Les Outre-mer, c'est quoi ? La Guyane

Vue du fleuve Approuague en Guyane
La Guyane est le plus vaste territoire des Outre-mer. Sa surface, équivalente à celles du Portugal ou de l’Autriche, représente 16% de l’Hexagone. La majorité de la population se rassemble sur la frange du littoral. Elle est recouverte à 96% par la forêt amazonienne...

Chef-lieu : Cayenne 
Statut : Collectivité territoriale unique 
Zone : Amérique du Sud
À l’ouest, le Suriname et le Guyana  
Au sud, le Brésil  
Paris se trouve à 7000 km
La Guyane fait partie des régions ultrapériphériques (RUP) de l’Union européenne
Langues : français, créole, langues amérindiennes, bushinengué et hmong (le créole haïtien et le portugais du Brésil sont également largement utilisés).
 

Population

La Guyane est un formidable creuset de diverses populations, elles-mêmes d’origines multiples. Les Créoles en constituent la majorité (généralement estimée autour de 40%), dont de nombreux descendants de Guadeloupéens et de Martiniquais. Il y a bien sûr les Amérindiens, les premiers habitants, qui vivent pour la plupart à l’intérieur des terres, où l’on décompte six groupes ethniques. Du côté de la région de Saint-Laurent du Maroni et le long de la frontière avec le Suriname vivent les Bushinengués, dont les ancêtres étaient les Noirs « marrons » fuyant l’esclavage. Ils sont divisés en plusieurs groupes dont les plus connus sont les Saramacas et les Bonis. La Guyane compte aussi une communauté Hmong originaire du Laos, qu’elle a fui dans les années 75 avec l’arrivée des communistes. À ces populations s’ajoutent évidemment de nombreux métropolitains venus de France hexagonale, depuis longtemps pour certains, ainsi que des Chinois, des Surinamais, des Brésiliens, des Haïtiens, des Libanais et plus récemment des Africains.

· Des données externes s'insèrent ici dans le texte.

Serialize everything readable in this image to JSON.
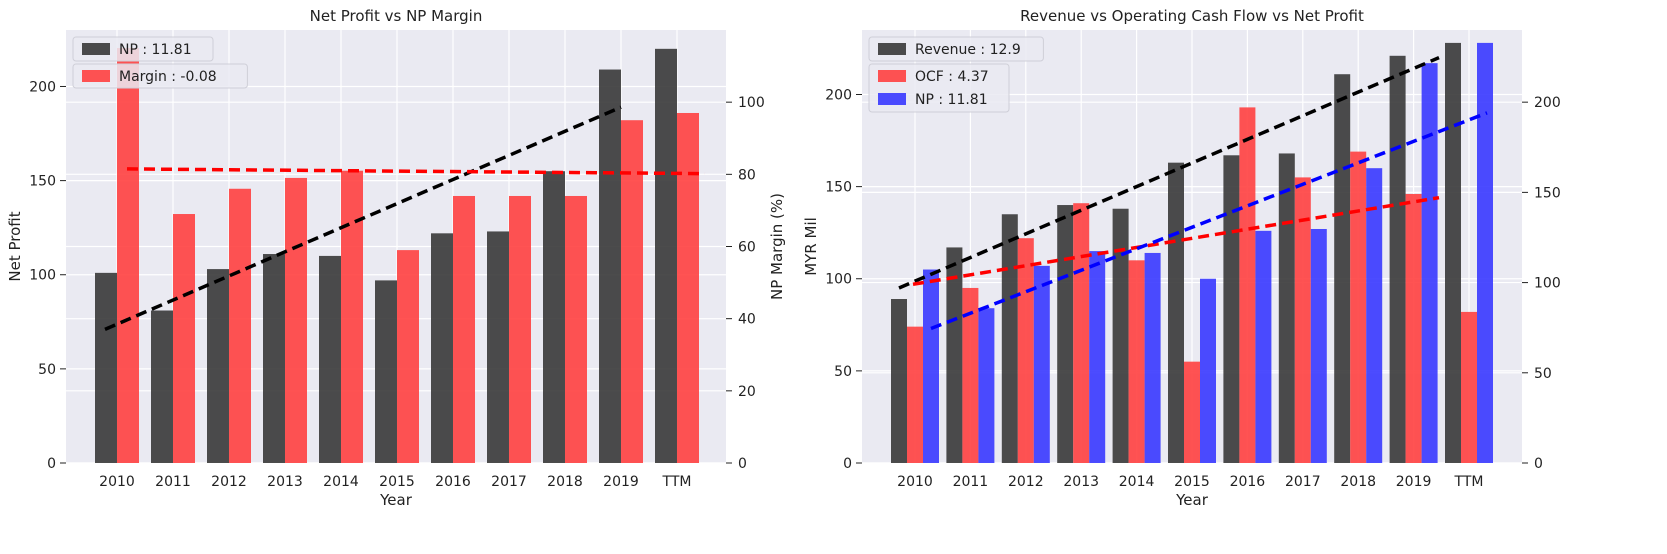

En vingt ans la population guyanaise a doublé et elle était estimée en 2018 à un peu plus de 287.000 habitants… selon les chiffres officiels (Insee) car le territoire compte de nombreux migrants entrés illégalement. La démographie de la Guyane est l’une des plus fortes de France et l’on estime qu’en 2050 le pays pourrait compter près de 430.000 habitants (voir projection ci-dessous). Les moins de 20 ans représentent actuellement environ 42% de la population, contre un peu moins d’un quart pour l’Hexagone.
 

 

 

Histoire en bref

On trouve des traces des premiers habitants amérindiens entre 6000 et 7000 ans avant notre ère. Vers le troisième siècle, les Indiens Arawaks et Palikurs s’installent sur le littoral, suivis par d’autres populations amérindiennes, jusqu’au XVIe siècle. En 1498, Christophe Colomb longe les côtes de la Guyane sans s’y arrêter. Ce n’est qu’en 1500 que les Espagnols tentent d’explorer le territoire, sans succès devant les obstacles naturels rencontrés. À partir de 1626, la France veut faire de la Guyane une colonie de peuplement, en y envoyant des recrues financées notamment par des industriels. Mais la plupart des hommes seront décimées par la fièvre jaune et le paludisme notamment. Profitant de la situation, les Hollandais occuperont le territoire durant quelques années.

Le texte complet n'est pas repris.